In the garden, sitting in the high-backed chair, he is as grim as a judge. Grasping the arms of the chair he tells her: ‘I might go. I might not go. There’s no point getting into a state when she hasn’t even got the job yet.’

‘But I worry, Edward.’

‘As do we all, Ma.’

‘How you’ll cope, I mean.’

‘It’s Italy, not the Siberian tundra. It’s really quite civilised. I’ll cope there the same way I cope here, if I go.’

‘I don’t know, Edward. I saw a story in the paper. Some American boy was kidnapped.’

‘Where, Mum? Where was this?’ Edward demands, almost shouting.

‘In the papers.’

‘Yes, I gathered that. But where in Italy?’

‘Somewhere, Edward. I don’t know. It was awful. Cut off his ear, they did.’

‘Believe me, I am not going to be kidnapped.’

‘Rome, I think it was. Or Naples.’

‘Naples,’ their father confirms.

‘Miles and miles and miles away, Mum. Another country. And I bet your American boy was the heir to a fortune. Not a random impecunious foreigner.’

‘I don’t know, Edward, but it was horrible.’

‘What a catch I’d be. One disabled translator. Any reasonable sum accepted. No cheques. Will consider part exchange. It’s not going to happen, is it? Be sensible, Mum.’

‘He’s right, Mary,’ says their father.

Their mother makes a gesture of woebegone appeal to her husband, miming his name.
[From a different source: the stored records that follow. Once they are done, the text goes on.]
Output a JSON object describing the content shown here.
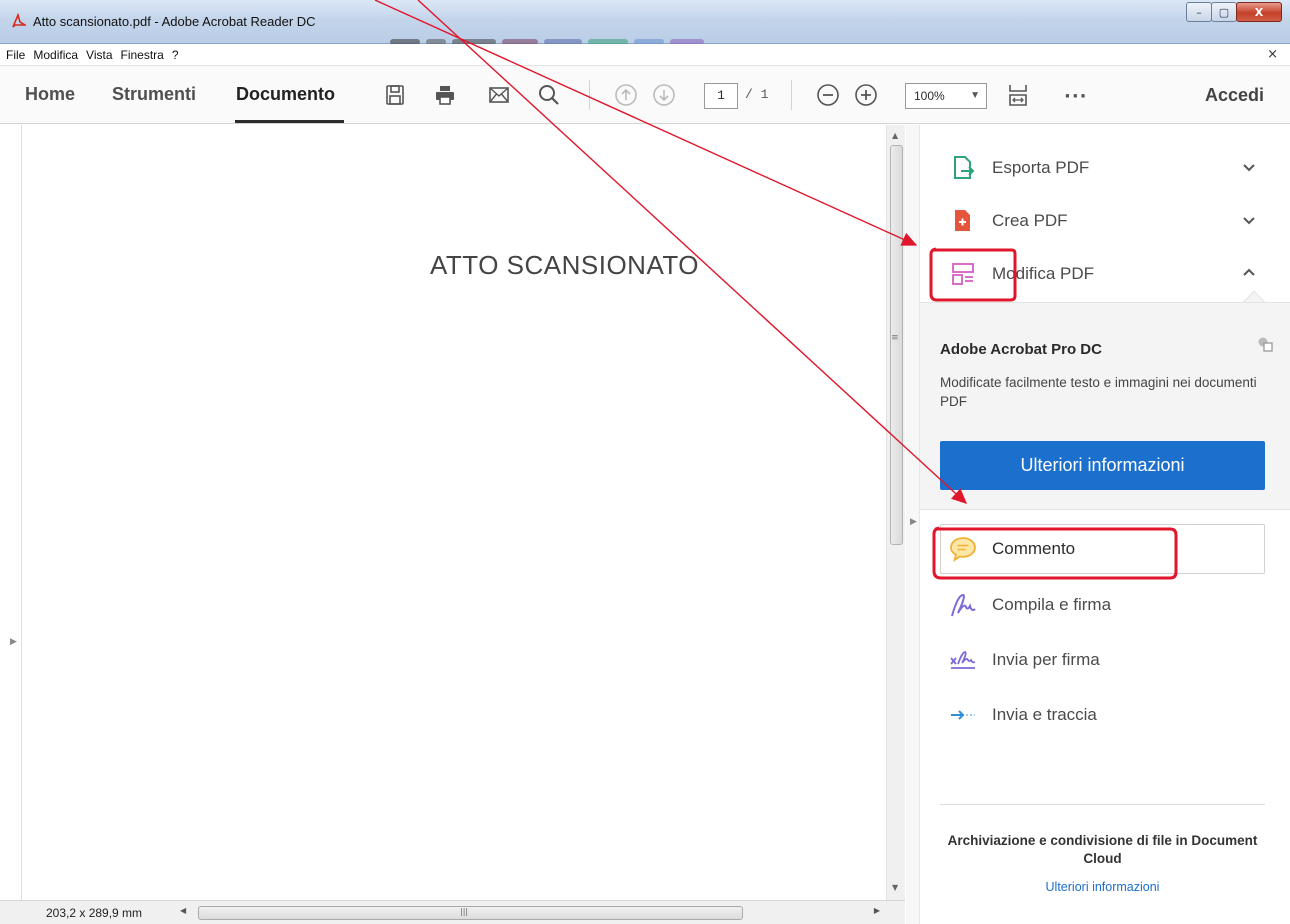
{
  "window": {
    "title": "Atto scansionato.pdf - Adobe Acrobat Reader DC",
    "controls": {
      "minimize": "–",
      "maximize": "▢",
      "close": "X"
    }
  },
  "menu": {
    "items": [
      "File",
      "Modifica",
      "Vista",
      "Finestra",
      "?"
    ],
    "close_doc": "×"
  },
  "toolbar": {
    "tabs": [
      "Home",
      "Strumenti",
      "Documento"
    ],
    "active_tab": "Documento",
    "page_current": "1",
    "page_total": "/ 1",
    "zoom": "100%",
    "more": "···",
    "sign_in": "Accedi"
  },
  "document": {
    "heading": "ATTO SCANSIONATO",
    "size": "203,2 x 289,9 mm"
  },
  "right_pane": {
    "tools_top": [
      {
        "label": "Esporta PDF",
        "icon": "export-pdf-icon",
        "color": "#2ea37a"
      },
      {
        "label": "Crea PDF",
        "icon": "create-pdf-icon",
        "color": "#e5553d"
      },
      {
        "label": "Modifica PDF",
        "icon": "edit-pdf-icon",
        "color": "#d65cc4"
      }
    ],
    "promo": {
      "title": "Adobe Acrobat Pro DC",
      "description": "Modificate facilmente testo e immagini nei documenti PDF",
      "button": "Ulteriori informazioni"
    },
    "tools_bottom": [
      {
        "label": "Commento",
        "icon": "comment-icon",
        "color": "#f2b134"
      },
      {
        "label": "Compila e firma",
        "icon": "fill-sign-icon",
        "color": "#7b6ad8"
      },
      {
        "label": "Invia per firma",
        "icon": "send-for-signature-icon",
        "color": "#7b6ad8"
      },
      {
        "label": "Invia e traccia",
        "icon": "send-track-icon",
        "color": "#2f8fd6"
      }
    ],
    "cloud": {
      "text": "Archiviazione e condivisione di file in Document Cloud",
      "link": "Ulteriori informazioni"
    }
  },
  "colors": {
    "accent_blue": "#1b6fcd",
    "annotation_red": "#e0162b"
  }
}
Looking wearily at Edward, she tallies the beads of her necklace. ‘But it’s a big step,’ she says, passing him another sandwich. ‘You have to think carefully.’

‘Believe it or not, Mum, that’s what I’m doing.’

‘It can so easily go wrong.’

‘Oh Jesus,’ Edward moans, putting the sandwich down before he has taken a bite. ‘Here we go. This is the intro to Ethel, isn’t it? Ethel going bonkers in Winnipeg.’

‘You shouldn’t make fun, Edward. She had a shocking time, she did. Thought she’d be all right, but she needed her friends and her family more than she thought.’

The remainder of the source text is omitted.